User: "Explain Python programming"
│
▼
┌─ Exact match? ── YES → Return cached response
│ │
│ NO
│ │
│ ▼
│ Semantic match? ── SCORE 0.6 > 0.35 threshold
│ │ │
│ YES Return cached response
│ │ (tagged as "semantic hit")
│ NO
│ │
│ ▼
└─ Forward to LLM → Cache response → Return
Quick Start
Semantic caching works through the AI Gateway. No code changes needed in your application — just point your LLM client at the gateway.
from openai import OpenAI
client = OpenAI(
base_url="http://localhost:8200/v1",
api_key="ac_myproject_xxx",
)
# First call — goes to OpenAI, response is cached
response = client.chat.completions.create(
model="gpt-4.1",
messages=[{"role": "user", "content": "What is Python programming?"}],
temperature=0,
)
# Second call — different wording, but semantic cache hits
response = client.chat.completions.create(
model="gpt-4.1",
messages=[{"role": "user", "content": "Tell me about Python programming"}],
temperature=0,
)
# → Returns cached response, zero cost, ~0ms latency
Configuration
Configure via environment variables in docker-compose.yml or when starting the gateway:
environment:
AGENTCOST_CACHE_TYPE: semantic # 'exact' or 'semantic' (default: exact)
AGENTCOST_CACHE_SIMILARITY: "0.5" # Similarity threshold (0.0-1.0)
AGENTCOST_CACHE_MAX_ENTRIES: "5000" # Max cached responses
AGENTCOST_CACHE_TTL: "3600" # Cache TTL in seconds
AGENTCOST_CACHE_TEMP_THRESHOLD: "0.2" # Max temperature for caching
Similarity Threshold Tuning
The threshold controls how similar two prompts must be to count as a match. The right value depends on your use case:
| Threshold | Behavior | Best for |
|---|---|---|
| 0.3 | Aggressive matching, more hits, higher risk of wrong answers | FAQ bots with narrow topics |
| 0.5 | Balanced — good default for most applications | General purpose |
| 0.7 | Conservative, fewer hits but very high precision | Code generation, technical queries |
Embedding Backends
AgentCost supports two embedding backends:
N-gram Jaccard (default, zero dependencies)
Uses word n-gram shingling with Jaccard similarity. Fast, no external dependencies, works well for typical LLM prompts. This is the default backend.
Strengths: zero setup, fast, no API costs. Weaknesses: purely lexical — misses synonyms ("car" vs "automobile").
Sentence Transformers (optional, higher quality)
If sentence-transformers is installed, AgentCost automatically upgrades to dense embeddings using the all-MiniLM-L6-v2 model. This captures semantic meaning beyond word overlap.

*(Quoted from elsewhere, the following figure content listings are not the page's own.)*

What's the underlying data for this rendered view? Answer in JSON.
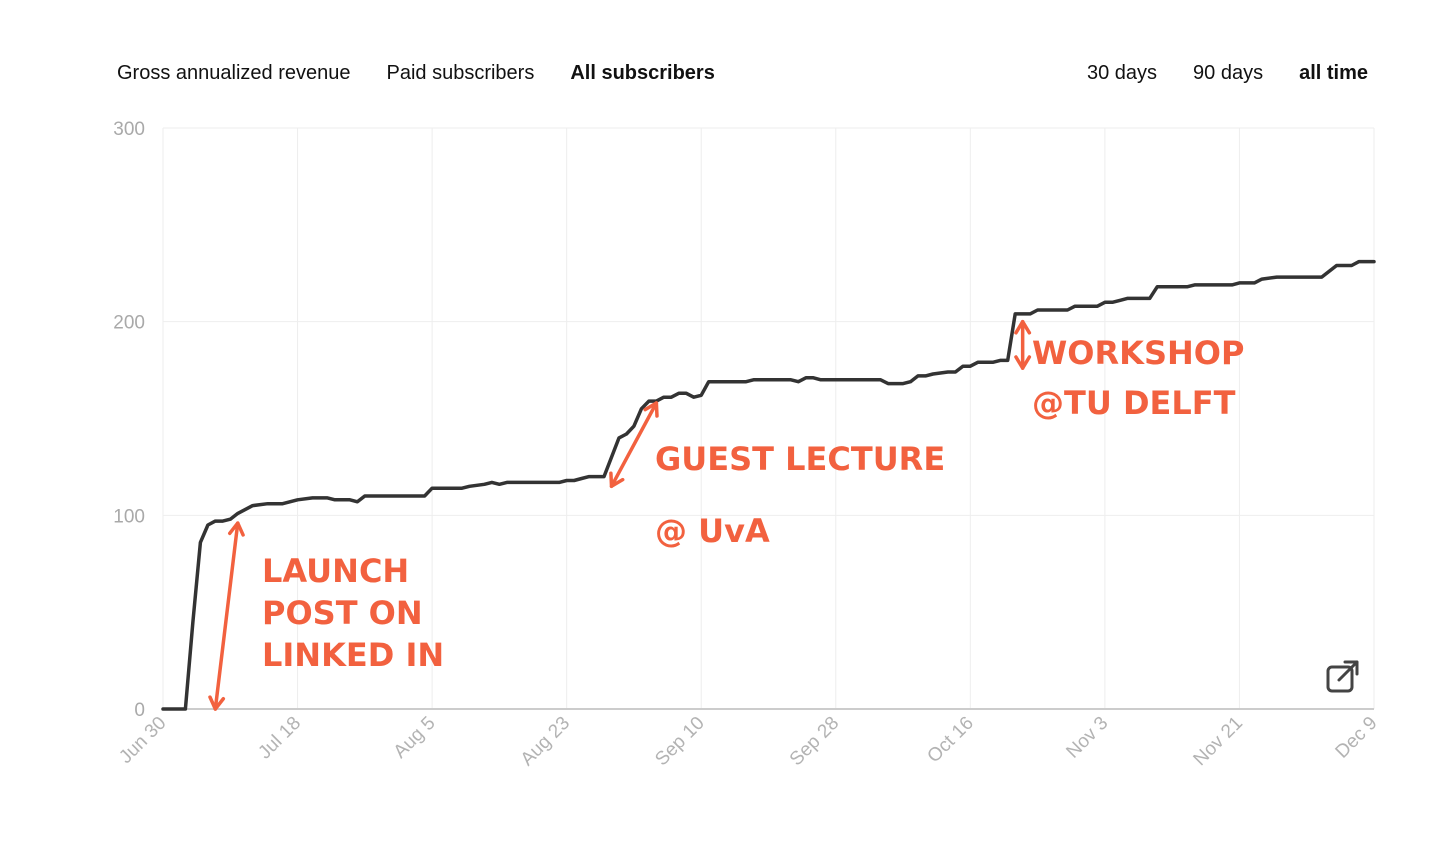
{
  "metric_tabs": [
    {
      "label": "Gross annualized revenue",
      "active": false
    },
    {
      "label": "Paid subscribers",
      "active": false
    },
    {
      "label": "All subscribers",
      "active": true
    }
  ],
  "range_tabs": [
    {
      "label": "30 days",
      "active": false
    },
    {
      "label": "90 days",
      "active": false
    },
    {
      "label": "all time",
      "active": true
    }
  ],
  "colors": {
    "line": "#333333",
    "annotation": "#f2613f",
    "grid": "#eeeeee",
    "axis": "#cccccc"
  },
  "icons": {
    "expand": "external-link-icon"
  },
  "chart_data": {
    "type": "line",
    "ylim": [
      0,
      300
    ],
    "yticks": [
      0,
      100,
      200,
      300
    ],
    "xticks": [
      "Jun 30",
      "Jul 18",
      "Aug 5",
      "Aug 23",
      "Sep 10",
      "Sep 28",
      "Oct 16",
      "Nov 3",
      "Nov 21",
      "Dec 9"
    ],
    "series": [
      {
        "points": [
          [
            "Jun 30",
            0
          ],
          [
            "Jul 3",
            0
          ],
          [
            "Jul 4",
            45
          ],
          [
            "Jul 5",
            86
          ],
          [
            "Jul 6",
            95
          ],
          [
            "Jul 7",
            97
          ],
          [
            "Jul 8",
            97
          ],
          [
            "Jul 9",
            98
          ],
          [
            "Jul 10",
            101
          ],
          [
            "Jul 12",
            105
          ],
          [
            "Jul 14",
            106
          ],
          [
            "Jul 16",
            106
          ],
          [
            "Jul 18",
            108
          ],
          [
            "Jul 20",
            109
          ],
          [
            "Jul 22",
            109
          ],
          [
            "Jul 23",
            108
          ],
          [
            "Jul 25",
            108
          ],
          [
            "Jul 26",
            107
          ],
          [
            "Jul 27",
            110
          ],
          [
            "Jul 29",
            110
          ],
          [
            "Aug 2",
            110
          ],
          [
            "Aug 4",
            110
          ],
          [
            "Aug 5",
            114
          ],
          [
            "Aug 7",
            114
          ],
          [
            "Aug 9",
            114
          ],
          [
            "Aug 10",
            115
          ],
          [
            "Aug 12",
            116
          ],
          [
            "Aug 13",
            117
          ],
          [
            "Aug 14",
            116
          ],
          [
            "Aug 15",
            117
          ],
          [
            "Aug 19",
            117
          ],
          [
            "Aug 22",
            117
          ],
          [
            "Aug 23",
            118
          ],
          [
            "Aug 24",
            118
          ],
          [
            "Aug 25",
            119
          ],
          [
            "Aug 26",
            120
          ],
          [
            "Aug 28",
            120
          ],
          [
            "Aug 29",
            130
          ],
          [
            "Aug 30",
            140
          ],
          [
            "Aug 31",
            142
          ],
          [
            "Sep 1",
            146
          ],
          [
            "Sep 2",
            155
          ],
          [
            "Sep 3",
            159
          ],
          [
            "Sep 4",
            159
          ],
          [
            "Sep 5",
            161
          ],
          [
            "Sep 6",
            161
          ],
          [
            "Sep 7",
            163
          ],
          [
            "Sep 8",
            163
          ],
          [
            "Sep 9",
            161
          ],
          [
            "Sep 10",
            162
          ],
          [
            "Sep 11",
            169
          ],
          [
            "Sep 14",
            169
          ],
          [
            "Sep 16",
            169
          ],
          [
            "Sep 17",
            170
          ],
          [
            "Sep 20",
            170
          ],
          [
            "Sep 22",
            170
          ],
          [
            "Sep 23",
            169
          ],
          [
            "Sep 24",
            171
          ],
          [
            "Sep 25",
            171
          ],
          [
            "Sep 26",
            170
          ],
          [
            "Sep 28",
            170
          ],
          [
            "Oct 1",
            170
          ],
          [
            "Oct 4",
            170
          ],
          [
            "Oct 5",
            168
          ],
          [
            "Oct 7",
            168
          ],
          [
            "Oct 8",
            169
          ],
          [
            "Oct 9",
            172
          ],
          [
            "Oct 10",
            172
          ],
          [
            "Oct 11",
            173
          ],
          [
            "Oct 13",
            174
          ],
          [
            "Oct 14",
            174
          ],
          [
            "Oct 15",
            177
          ],
          [
            "Oct 16",
            177
          ],
          [
            "Oct 17",
            179
          ],
          [
            "Oct 19",
            179
          ],
          [
            "Oct 20",
            180
          ],
          [
            "Oct 21",
            180
          ],
          [
            "Oct 22",
            204
          ],
          [
            "Oct 23",
            204
          ],
          [
            "Oct 24",
            204
          ],
          [
            "Oct 25",
            206
          ],
          [
            "Oct 28",
            206
          ],
          [
            "Oct 29",
            206
          ],
          [
            "Oct 30",
            208
          ],
          [
            "Nov 1",
            208
          ],
          [
            "Nov 2",
            208
          ],
          [
            "Nov 3",
            210
          ],
          [
            "Nov 4",
            210
          ],
          [
            "Nov 5",
            211
          ],
          [
            "Nov 6",
            212
          ],
          [
            "Nov 9",
            212
          ],
          [
            "Nov 10",
            218
          ],
          [
            "Nov 14",
            218
          ],
          [
            "Nov 15",
            219
          ],
          [
            "Nov 20",
            219
          ],
          [
            "Nov 21",
            220
          ],
          [
            "Nov 23",
            220
          ],
          [
            "Nov 24",
            222
          ],
          [
            "Nov 26",
            223
          ],
          [
            "Dec 2",
            223
          ],
          [
            "Dec 4",
            229
          ],
          [
            "Dec 5",
            229
          ],
          [
            "Dec 6",
            229
          ],
          [
            "Dec 7",
            231
          ],
          [
            "Dec 9",
            231
          ]
        ]
      }
    ],
    "annotations": [
      {
        "lines": [
          "LAUNCH",
          "POST ON",
          "LINKED IN"
        ],
        "arrow": [
          [
            "Jul 7",
            0
          ],
          [
            "Jul 10",
            96
          ]
        ]
      },
      {
        "lines": [
          "GUEST LECTURE",
          "@ UvA"
        ],
        "arrow": [
          [
            "Aug 29",
            115
          ],
          [
            "Sep 4",
            158
          ]
        ]
      },
      {
        "lines": [
          "WORKSHOP",
          "@TU DELFT"
        ],
        "arrow": [
          [
            "Oct 23",
            176
          ],
          [
            "Oct 23",
            200
          ]
        ]
      }
    ]
  }
}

When dense embeddings are active, the similarity threshold is automatically adjusted (Jaccard scores are typically lower than cosine scores).
Monitoring
Check cache performance via the stats endpoint:
{
"total_hits": 1247,
"total_misses": 523,
"exact_hits": 890,
"semantic_hits": 357,
"hit_rate_pct": 70.45,
"semantic_hit_rate_pct": 20.17,
"total_cost_saved": 12.340000,
"entries": 2100,
"similarity_threshold": 0.5,
"embedding_backend": "n-gram-jaccard",
"avg_similarity_score": 0.412
}
Key metrics to watch:
- semantic_hit_rate_pct: If this is 0%, your users are asking unique questions (or threshold is too high). If it's very high, consider lowering the threshold may be returning incorrect cached responses.
- avg_similarity_score: Shows the average similarity of the best match found during lookups. If this is consistently just below your threshold, consider lowering the threshold slightly.
How It Compares
| Feature | AgentCost | Helicone |
|---|---|---|
| Exact-match cache | ✅ | ✅ |
| Semantic cache | ✅ N-gram + optional dense embeddings | ✅ Embedding-based |
| Self-hosted | ✅ Fully local, zero API calls | ❌ Cloud-only |
| Cache stats | ✅ Per-project, per-model breakdown | ✅ |
| Cost saved tracking | ✅ Automatic | ✅ |
| Air-gapped support | ✅ Works offline | ❌ |
AgentCost's semantic cache runs entirely locally with zero external dependencies. No embedding API calls, no cloud services — your prompts never leave your infrastructure.